Nennt man _maskieren_.

Der Wert von von tempBytes[ i ], der im Computer
grundsätzlich im sogenannten 2-er Komplement
dargestellt wird, wird mit der Bitmaske
0xFF = 1111 11112 = 26510 via UND verknüpft, so daß nur
die Bits _überleben_ (also vom ursprünglichen Wert gesetzt bleiben),
die auch auf "1" stehen. Anders gesagt: Es wird nur der Wert 
von tempBytes modulo 256 geliefert.

Und nochmal anders gesagt: Es wird nur das LSB (_lowest signifikant byte_) des
Ursprungswerts geliefert.

Alle Klarheiten beseitigt?


----------



## gizmo (14. Dez 2006)

Leroy42 hat gesagt.:
			
		

> Alle Klarheiten beseitigt?


Ja, meintest du nicht 256 und wären es nicht 255?

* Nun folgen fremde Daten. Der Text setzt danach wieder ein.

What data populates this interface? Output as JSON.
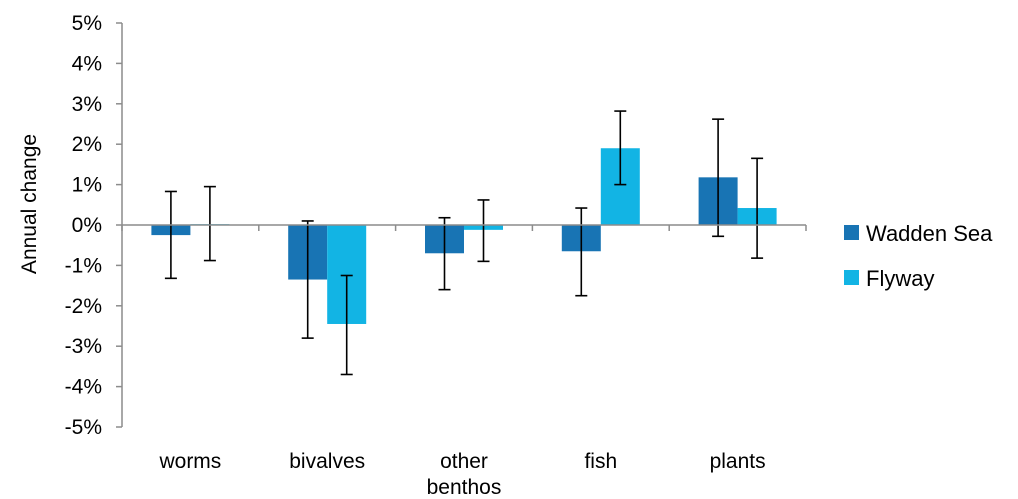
{
  "chart_data": {
    "type": "bar",
    "ylabel": "Annual change",
    "ylim": [
      -5,
      5
    ],
    "y_ticks": [
      5,
      4,
      3,
      2,
      1,
      0,
      -1,
      -2,
      -3,
      -4,
      -5
    ],
    "y_tick_labels": [
      "5%",
      "4%",
      "3%",
      "2%",
      "1%",
      "0%",
      "-1%",
      "-2%",
      "-3%",
      "-4%",
      "-5%"
    ],
    "categories": [
      [
        "worms"
      ],
      [
        "bivalves"
      ],
      [
        "other",
        "benthos"
      ],
      [
        "fish"
      ],
      [
        "plants"
      ]
    ],
    "series": [
      {
        "name": "Wadden Sea",
        "color": "#1874b4",
        "values": [
          -0.25,
          -1.35,
          -0.7,
          -0.65,
          1.18
        ],
        "error_low": [
          -1.32,
          -2.8,
          -1.6,
          -1.75,
          -0.28
        ],
        "error_high": [
          0.83,
          0.1,
          0.18,
          0.42,
          2.62
        ]
      },
      {
        "name": "Flyway",
        "color": "#12b4e4",
        "values": [
          0.02,
          -2.45,
          -0.12,
          1.9,
          0.42
        ],
        "error_low": [
          -0.88,
          -3.7,
          -0.9,
          1.0,
          -0.82
        ],
        "error_high": [
          0.95,
          -1.25,
          0.62,
          2.82,
          1.65
        ]
      }
    ],
    "legend_position": "right",
    "grid": false
  }
}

Aber verstanden habe ich das Ganze leider noch nicht...


----------



## SlaterB (15. Dez 2006)

> Anders gesagt: Es wird nur der Wert von tempBytes modulo 256 geliefert. 

das sagt doch alles,
wenn du nun modulo nicht kennst, dann kann man weiterreden,
aber so ist das doch ausreichend erklärt

wenn tempBytes_ ein Byte ist, dann scheint mir diese Operation unnötog,
aber einen großen Integer kriegt man so klein_


----------



## Ark (15. Dez 2006)

Bei einer *ganzzahligen Division* bilden zwei Werte das Ergebnis:

Der *größere Teil* ist der, der bei einer Division mit gebrochenen Zahlen dem Teil _vor_ dem Komma entspricht.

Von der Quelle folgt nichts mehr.